7/17 Countdown to Cooperstown
Fergie Jenkins can’t wait until Ron Santo is able to add “Hall of Fame” after his name. Unfortunately, as Cubs fans know, the honor came too late for Santo to do that himself. Santo, the long time Cubs third baseman and radio color man, will be inducted into the baseball Hall of Fame on Sunday in Cooperstown. As part of a week-long series of events, Santo, who died in December 2010, almost one year to the day before he was elected into the Hall, was celebrated on Tuesday at the “Cubs Corner” luncheon sponsored by WGN Radio.
“Everybody’s asking how we’re gearing up for it and what we’re looking forward to,” Ron Santo Jr. said. “Personally, I’ve never been there, so I’m looking forward to actually going to Cooperstown and seeing the museum and the town and everything I’ve heard about. It’s just icing on the cake to watch the presentation on Sunday to see dad’s plaque finally go up.”

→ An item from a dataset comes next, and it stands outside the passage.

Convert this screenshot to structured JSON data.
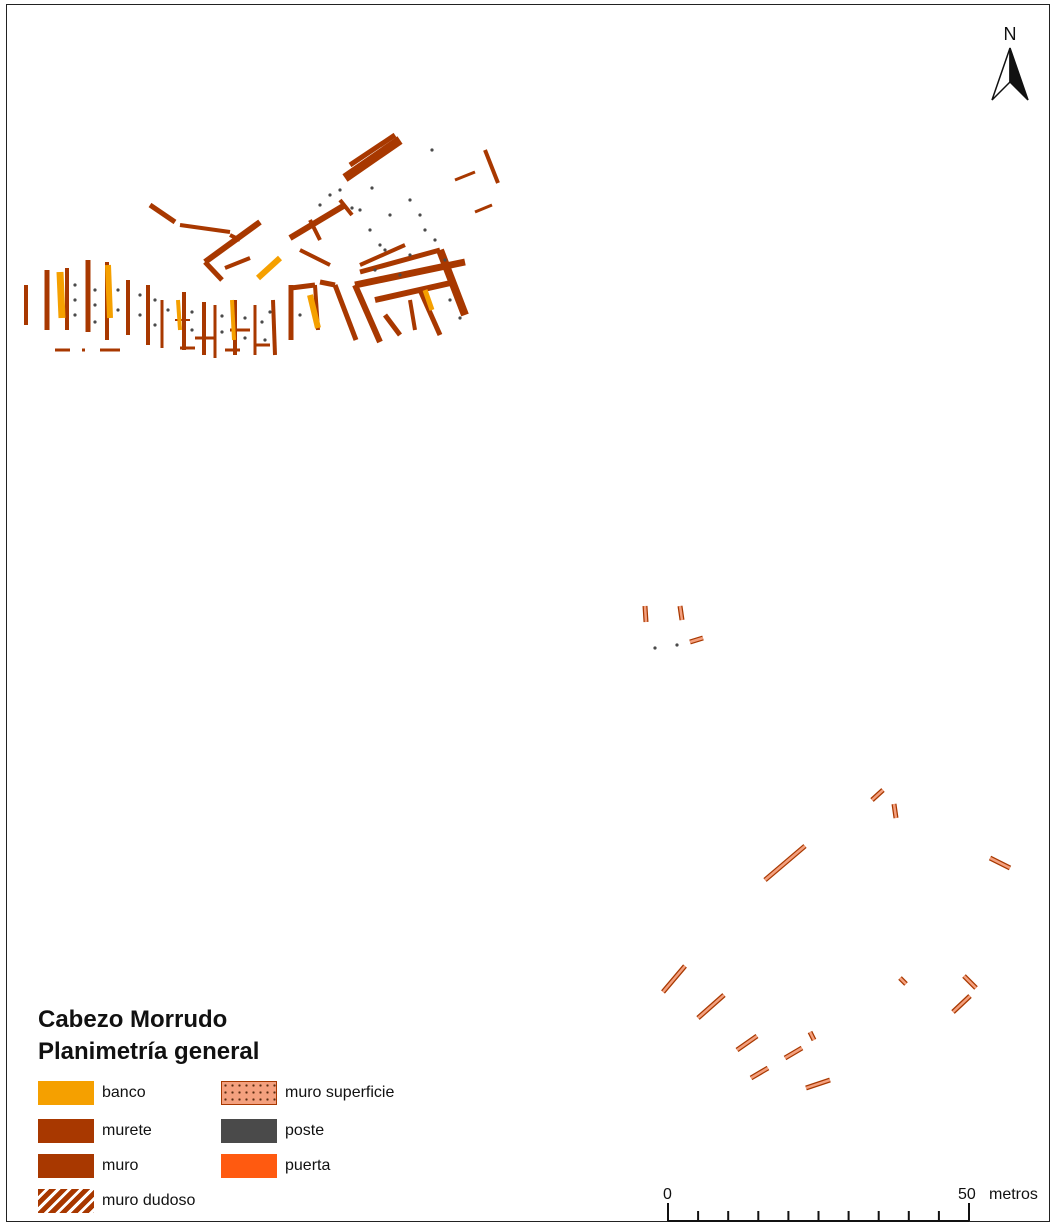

Santo’s wife Vickie will deliver the speech Sunday, and has been practicing, Ron Jr. said, but not in front of family.
“I think she’d probably be more nervous doing that in front of us than in front of the crowd,” he said.
Jenkins, who was Santo’s Cubs teammate, and inducted into Cooperstown in 1991, will attend the festivities Sunday.
“I think the family in general will be really excited because of the fact that Ronnie is getting inducted,” Jenkins said. “Unfortunately, Ronnie isn’t with us, but now with Ron Santo’s name, you’ll see ‘HOF’ behind it, it’ll be very important. This is an opportunity to get put in a class of great athletes, and Ronnie was a great athlete.”
Santo’s son, Jeff, who directed “This Old Cub,” a movie about his father’s life, has put together a special edition of the film (available at santofilms.com) which includes footage of the statue unveiling at Wrigley Field for his father as well as the city of Chicago’s sendoff after his funeral. Fans also can celebrate Santo highlights on a CD compiled by Hughes, part of his “Baseball Voices” collection.
“This was something he wanted ever since he retired,” Ron Jr. said. “To him, it was the pinnacle.”